Ротвуд ответно не треплет, но цепляет кончиками пальцев за чужие волосы, дёргая не слишком мягко, не слишком больно. Больше игриво, как собаки хватают пастью друг дружку за шкурку, поддразнивая, подзадоривая.
Девчонка эта настоящая, самая-самая, со всеми своими словами, с салатом на губах, иногда неловкая, иногда не слишком красивая. В общем-то, из той лиги щенков, откуда он сам родом. А у нереальных девочек не бывает ни крошек, ни шершавости на губах, периода для прыщей и тихих обид. Их обиды пустые, но громкие, как гром без молний, и все они для Ротвуда неприятно далеки. Он принимает в своём мире околосовершенных женщин - Оливия кажется ему околосовершенной, как хорошее ресторанное блюдо от шефа - но плохо осмысливает околосовершенных именно девочек, девчонок, пустышек и мотыльков.
Оттого ему нравится Руби, оттого ему нравится Джером.
И первой он улыбается, дожевав, и затем шутливо приоткрывает рот - зубы Ротвуда крупные, белые, и даже так по волчьи-жутковатые, есть что-то такое на клыках. Напрягающее. Но он прячет свой оскал за чуть нелепой мягкостью почти сразу.

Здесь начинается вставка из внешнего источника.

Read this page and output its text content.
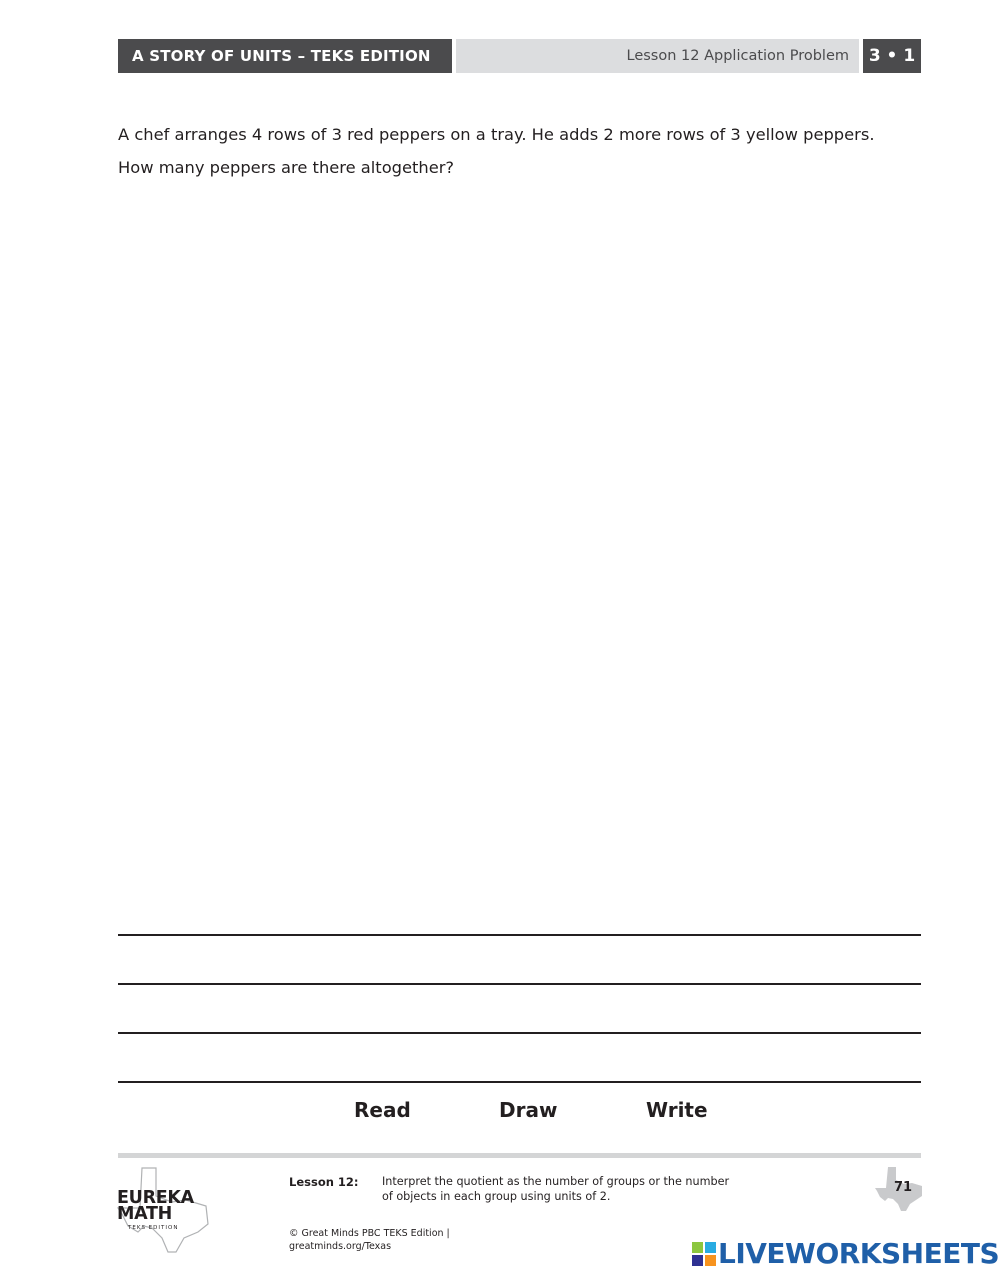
A STORY OF UNITS – TEKS EDITION	Lesson 12 Application Problem	3 • 1

A chef arranges 4 rows of 3 red peppers on a tray. He adds 2 more rows of 3 yellow peppers.

How many peppers are there altogether?

Read	Draw	Write
EUREKA
MATH
TEKS EDITION
Lesson 12: Interpret the quotient as the number of groups or the number of objects in each group using units of 2.
© Great Minds PBC TEKS Edition |
greatminds.org/Texas
71
LIVEWORKSHEETS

Кусает. Кусает. Не Руби - еду, нет причин для страха. Жует, жует, пока волчица говорит, говорит, жует и мясо, и чужие слова, перемалывая, не всегда успевает осмыслить. Джерард - кашемол. Он пытается вникать и скачет по верху, не вглядываясь сейчас между строк. Простой разговор для простой дружбы, который можно и не забывать, но не стоит думать о нём слишком долго. Можно подавиться и закашляться.
- То, что у меня часто отклывается втолое дыхание, ещё не повод меня эксплуатиловать, - фыркает он громко и шумно. Ротвуд любит свою работу, всю, потому что не даёт себе выбора не любить, но она порой его выжимает, и Джерард становится сочным персиком под гусеницей тяжеленного танка, - Но от мяса я бы не отказался.
Его руки уже опустели, не считая пакета. Лол задумчиво катает во рту последний кусок, как корова жует жвачку, и тянет время, чтобы продлить радость от вкуса и самого ощущения того, что ты жрешь наконец, а не бегаешь от угла к углу, как заведённый спаниель. И он бы согласился ещё на стейк, спагетти и жаркое. А гораздо лучше покуситься на что-то поживее, чтобы мышцы ещё сокращались и держались под зубом, как мышь в змеиной пасти упирается лапками в горло.
Тогда он, может быть, и найдет в этом свою сытость. Особую.
Но пока что Джерард подкрадывается к Рубс и поднимает на руки, как иногда поднимают красивых девушек или уже подросших, но все ещё просящихся детей - обвивает талию ближе к бёдрам и дёргает вверх. Не совсем дёргает, ладно. Движение выходит почти плавным. С учётом того, что это Джерард, который не похож на балерину.
Он не кружит, просто медленно покачивает девчонку, и смотрит поверх неё - подальше, в небосвод. Джер не привязывается к местам, и чувства о них остаются в самих стенах, рушатся и утекают. Он умеет привязываться к людям - и это другое, но бывает похоже. Когда сам человек будто остаётся отголоском в одной земле. Там, где ты лучше всего его помнишь.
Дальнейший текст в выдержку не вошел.